5AR4 rectifier tube question


I am sort of shopping for one or more 5AR4s for a Cary SLP05 power supply because I’d like to have at least one spare and because I’d maybe like to roll two or three ad see if I can hear an improvement or vice versa. I make no claims of knowing much about the vacuum tube game; occasionally I get lucky & stumble on something that really works for me. As far as the 5AR4, I did a hit at Uncle Kevin’s site, and there were some that looked interesting (I am thinking of one in particular, it had a Japanese sounding name that started with a ’M’) but when I click on it, all I get is a picture of Uncle Kevin’s screaming face telling me "not to buy tubes" (later, when I finally took time to read, apparently his tube tester is down).

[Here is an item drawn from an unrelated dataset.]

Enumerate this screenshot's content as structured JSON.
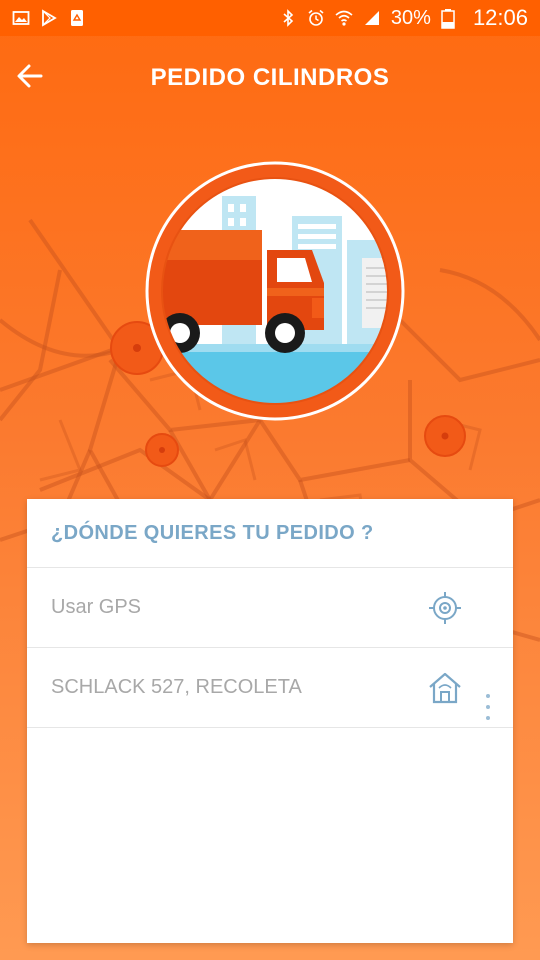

So I started doing hits on Ebay, and oh my gosh! I was inundated with choices and the variation in prices! Which do I stay away from and which should I be interested in? Would a 5AR4 from Bugera also be suitable for what I’d want to use it for? Could a rectifier tube provide a big sonic upgrade if I spent enough money on it? Can I make a sonic upgrade from what I believe (I haven’t opened up the power supply yet) is the stock EH 5AR4 without breaking the bank? I would be totally good with the $50.00 range and picking up 2 or 3 different ones to play with if those with experience thought I could improve the power supply in that range. If I had to I guess I could go more (the $100.00 range) but I probably wouldn’t be buying too many of them, and I was kind of HOPING not to go much over that.

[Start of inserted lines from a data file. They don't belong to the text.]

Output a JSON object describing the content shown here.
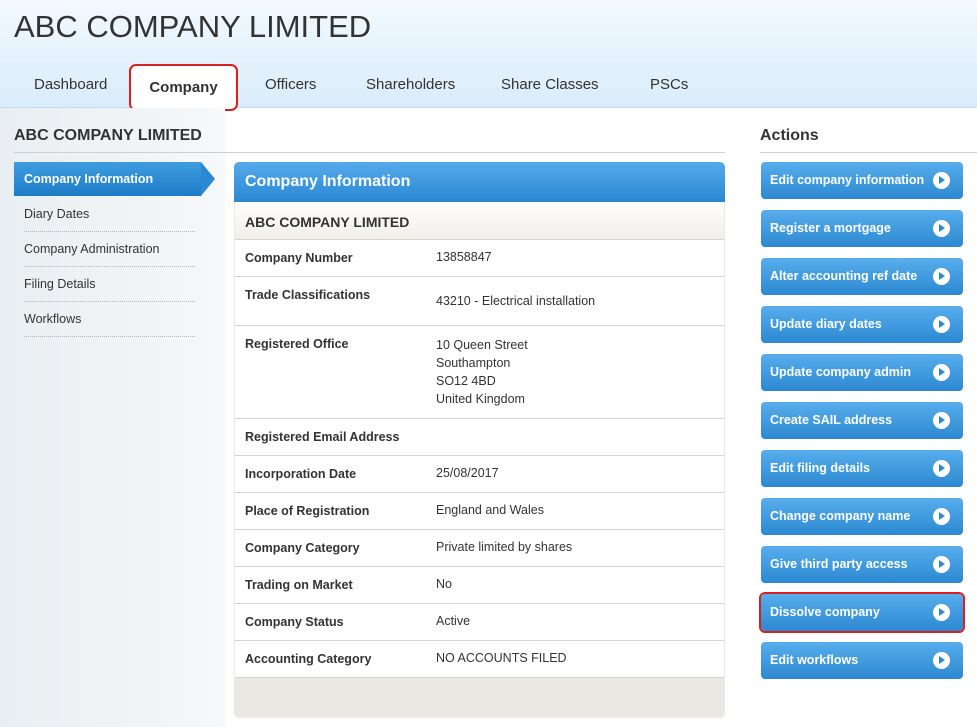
{
  "app": {
    "title": "ABC COMPANY LIMITED"
  },
  "nav": {
    "tabs": [
      "Dashboard",
      "Company",
      "Officers",
      "Shareholders",
      "Share Classes",
      "PSCs"
    ],
    "active": "Company"
  },
  "sidebar": {
    "heading": "ABC COMPANY LIMITED",
    "items": [
      "Company Information",
      "Diary Dates",
      "Company Administration",
      "Filing Details",
      "Workflows"
    ]
  },
  "panel": {
    "title": "Company Information",
    "company_name": "ABC COMPANY LIMITED",
    "rows": [
      {
        "label": "Company Number",
        "value": [
          "13858847"
        ]
      },
      {
        "label": "Trade Classifications",
        "value": [
          "43210 - Electrical installation"
        ]
      },
      {
        "label": "Registered Office",
        "value": [
          "10 Queen Street",
          "Southampton",
          "SO12 4BD",
          "United Kingdom"
        ]
      },
      {
        "label": "Registered Email Address",
        "value": []
      },
      {
        "label": "Incorporation Date",
        "value": [
          "25/08/2017"
        ]
      },
      {
        "label": "Place of Registration",
        "value": [
          "England and Wales"
        ]
      },
      {
        "label": "Company Category",
        "value": [
          "Private limited by shares"
        ]
      },
      {
        "label": "Trading on Market",
        "value": [
          "No"
        ]
      },
      {
        "label": "Company Status",
        "value": [
          "Active"
        ]
      },
      {
        "label": "Accounting Category",
        "value": [
          "NO ACCOUNTS FILED"
        ]
      }
    ]
  },
  "actions": {
    "heading": "Actions",
    "buttons": [
      "Edit company information",
      "Register a mortgage",
      "Alter accounting ref date",
      "Update diary dates",
      "Update company admin",
      "Create SAIL address",
      "Edit filing details",
      "Change company name",
      "Give third party access",
      "Dissolve company",
      "Edit workflows"
    ],
    "highlighted": "Dissolve company"
  },
  "colors": {
    "accent": "#2b88d2",
    "highlight": "#d9201f"
  }
}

Anyway, thanks in advance for the input; I always consider it part of my education.

immatthewj

@rodman99999 

the UK Bugle Boy arrived today.  I can not find any actual ETCHING in the glass, just what is printed on the glass.  It does state that it is a Bugle Boy "MADE IN GT. BRITAIN" and in very light, hard to read print, underneath the "5AR4-GZ34", it says "B5L2."   In the approximate middle of the glass, underneath the "Amperex" logo, is a "66" with a "14" underneath it. And there is a hole in the guide pin.

I am going to install it right now.

     The hole in the pin is a giveaway and with the code’s starting with a B: should be a Mullard from the Blackburn plant.

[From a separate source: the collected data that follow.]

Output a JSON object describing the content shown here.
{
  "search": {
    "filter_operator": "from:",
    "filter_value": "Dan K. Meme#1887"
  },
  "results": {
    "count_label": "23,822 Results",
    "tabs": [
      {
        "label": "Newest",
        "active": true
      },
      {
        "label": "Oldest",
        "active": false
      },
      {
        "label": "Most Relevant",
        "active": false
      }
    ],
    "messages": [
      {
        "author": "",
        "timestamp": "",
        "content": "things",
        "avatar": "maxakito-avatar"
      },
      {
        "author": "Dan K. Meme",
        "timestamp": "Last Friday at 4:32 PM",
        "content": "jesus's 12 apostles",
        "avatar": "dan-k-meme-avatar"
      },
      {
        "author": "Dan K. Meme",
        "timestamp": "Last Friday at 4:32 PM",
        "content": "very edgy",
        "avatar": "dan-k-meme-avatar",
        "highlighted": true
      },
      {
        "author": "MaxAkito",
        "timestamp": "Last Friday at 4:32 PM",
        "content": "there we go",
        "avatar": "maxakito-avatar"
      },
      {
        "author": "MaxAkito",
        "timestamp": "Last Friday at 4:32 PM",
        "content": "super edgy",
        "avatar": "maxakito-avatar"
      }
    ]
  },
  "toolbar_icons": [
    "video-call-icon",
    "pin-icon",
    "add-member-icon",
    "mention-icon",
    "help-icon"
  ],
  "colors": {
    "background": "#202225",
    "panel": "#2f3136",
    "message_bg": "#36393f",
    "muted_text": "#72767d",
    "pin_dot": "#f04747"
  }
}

                How many teeth are there, in each side of the top mica?

Cary could have made a removable access panel for the tube in the side of that power supply.

But, @rodman99999   I should have read your reply more carefully before I took it apart again and then put it back together.  I seem to believe in measuring once & cutting twice.

However, if I counted correctly (& I did actually count twice) there appear to be ten total teeth in the top mica (so I am ASSUMING) that there are 5 per side).  The top mica is a shiny silver like color.  The bottom (mica?) is clear and has two semi circular notches in it.  As does the top shiny mica, 2 notches with the teeth in between.

Does ten sound right?  I was bitching about Cary not putting an access panel in it, but it's really not that hard to get down and remove the bottom, so I can easily look at it again.  I've got the rectifier tube warming up right now, but I haven't lit all the other tubes yet.

 

    Some have four, some seven, but: forget the notches.

                                Not important!

                               How's it sound?

    

     Here's something you may find interesting.

     There are some Mullards compared, for plate structure, etc and the last two both have the 5 tooth, top mica.

      Just a way to close in on the valve's year, but: not nearly as important as the condition, strength and sound.